The Windsor Bank in Eritrea is opening a new branch in the city of Keren, which will feature both ATMs and tellers to serve the bank's clients. The exact number of ATMs and tellers that will be available at any given time to serve the clients of this branch has not been decided yet, and is the subject of this problem.

Based on historical data from other branches in the city of Asmara, and some general information about the population and economic activity of Keren, experts with Windsor Bank estimates that the rate of arrivals of clients at the Keren branch will be around $40$ per hour. $($Assume that inter$-$arrival times follow an exponential distribution.$)$ Among these clients, the bank estimates that:

a third will only need to use an ATM, and will then leave,

another third will only need to see a teller, and will then leave, and

another third will need to first use the ATM and then see a teller, and only then leave.

Based on observations conducted in their Asmara branches $($which are considered applicable to the Keren branch, too$)$ over a period of one month, the Windsor Bank estimates that:

the time it takes a client to use the ATM, once it is available, follows a triangular distribution with a minimum of $2$ minutes, a mode of $10$ minutes, and a maximum of $20$ minutes, and

the time it takes a client to complete their business with a teller, once in front of the teller, follows a triangular distribution with a minimum of $3$ minutes, a mode of $10$ minutes, and a maximum of $30$ minutes.

The Windsor Bank prides itself in offering a good experience to its clients.
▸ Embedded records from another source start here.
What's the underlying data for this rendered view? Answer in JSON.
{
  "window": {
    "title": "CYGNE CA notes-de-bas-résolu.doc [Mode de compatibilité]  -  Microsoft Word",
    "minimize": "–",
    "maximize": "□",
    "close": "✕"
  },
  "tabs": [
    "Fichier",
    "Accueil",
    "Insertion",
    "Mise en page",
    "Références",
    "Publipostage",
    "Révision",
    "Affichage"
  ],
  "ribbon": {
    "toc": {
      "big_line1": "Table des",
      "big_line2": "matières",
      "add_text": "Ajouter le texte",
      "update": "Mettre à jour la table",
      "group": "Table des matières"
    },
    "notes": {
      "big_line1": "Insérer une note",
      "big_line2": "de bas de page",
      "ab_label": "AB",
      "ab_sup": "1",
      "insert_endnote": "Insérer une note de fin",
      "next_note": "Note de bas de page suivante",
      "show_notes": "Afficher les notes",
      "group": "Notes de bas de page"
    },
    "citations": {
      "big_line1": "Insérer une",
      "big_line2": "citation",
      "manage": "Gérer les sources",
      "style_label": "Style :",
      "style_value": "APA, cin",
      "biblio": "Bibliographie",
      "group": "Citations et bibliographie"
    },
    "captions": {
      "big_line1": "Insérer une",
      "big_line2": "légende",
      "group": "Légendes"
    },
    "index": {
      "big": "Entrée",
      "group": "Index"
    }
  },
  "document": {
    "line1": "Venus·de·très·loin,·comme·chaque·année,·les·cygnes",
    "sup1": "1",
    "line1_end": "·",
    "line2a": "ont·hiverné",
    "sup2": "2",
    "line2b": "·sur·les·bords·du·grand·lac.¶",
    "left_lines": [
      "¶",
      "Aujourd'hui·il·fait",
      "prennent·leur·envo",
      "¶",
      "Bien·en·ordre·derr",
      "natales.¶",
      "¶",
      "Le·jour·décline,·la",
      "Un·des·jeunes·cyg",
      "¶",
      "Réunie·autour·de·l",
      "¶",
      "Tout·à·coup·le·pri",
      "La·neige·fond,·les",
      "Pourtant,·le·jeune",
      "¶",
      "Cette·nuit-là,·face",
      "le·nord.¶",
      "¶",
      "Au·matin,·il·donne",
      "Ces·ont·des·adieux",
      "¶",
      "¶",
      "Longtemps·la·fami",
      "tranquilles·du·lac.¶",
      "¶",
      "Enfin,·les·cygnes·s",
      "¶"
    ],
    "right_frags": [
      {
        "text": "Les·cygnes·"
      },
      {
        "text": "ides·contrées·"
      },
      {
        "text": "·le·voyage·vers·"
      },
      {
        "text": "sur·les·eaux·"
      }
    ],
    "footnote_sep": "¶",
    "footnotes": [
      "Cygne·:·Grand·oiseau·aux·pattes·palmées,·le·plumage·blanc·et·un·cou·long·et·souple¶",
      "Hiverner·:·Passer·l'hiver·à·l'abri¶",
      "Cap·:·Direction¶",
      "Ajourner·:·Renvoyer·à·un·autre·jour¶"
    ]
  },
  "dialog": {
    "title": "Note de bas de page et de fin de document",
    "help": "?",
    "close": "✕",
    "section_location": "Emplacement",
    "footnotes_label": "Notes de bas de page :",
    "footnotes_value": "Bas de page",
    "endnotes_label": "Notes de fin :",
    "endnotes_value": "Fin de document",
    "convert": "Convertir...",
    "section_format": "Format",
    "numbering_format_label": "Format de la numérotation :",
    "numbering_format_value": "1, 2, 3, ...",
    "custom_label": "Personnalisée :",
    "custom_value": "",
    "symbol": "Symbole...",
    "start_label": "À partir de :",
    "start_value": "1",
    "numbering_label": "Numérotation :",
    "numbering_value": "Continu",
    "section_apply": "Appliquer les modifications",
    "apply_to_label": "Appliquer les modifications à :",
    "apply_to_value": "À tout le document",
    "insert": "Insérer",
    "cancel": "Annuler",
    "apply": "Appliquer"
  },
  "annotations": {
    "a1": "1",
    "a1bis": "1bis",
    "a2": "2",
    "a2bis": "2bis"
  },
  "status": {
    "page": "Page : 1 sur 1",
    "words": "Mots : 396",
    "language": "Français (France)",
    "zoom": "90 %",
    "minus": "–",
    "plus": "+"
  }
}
To ensure prompt service, the bank wants to have enough ATMs and tellers to provide their clients with prompt service. Ideally, to ensure the clients are satisfied:

the average time spent waiting in line for an ATM to become available should be around $5$ minutes or so$,$ at most, and

the sum of the time spent waiting in line for an available teller plus the time spent being served by that teller, on average, should be around $15$ minutes or so$,$ at most.

While respecting these average times, the bank also wants to maintain costs reasonable: the bank does not want to install an unnecessarily large number of ATMs, which are very expensive, or to hire more tellers than are needed, which are also expensive $($although significantly less expensive than the ATMs$).$

Create a discrete$-$event simulation of the clients arriving at the bank, using the ATM and teller services as described above, and then leaving the bank. Model the ATMs and tellers as resources, since we will ask about utilization later. Do a simulation run from time $0$ to time $72,000$ minutes.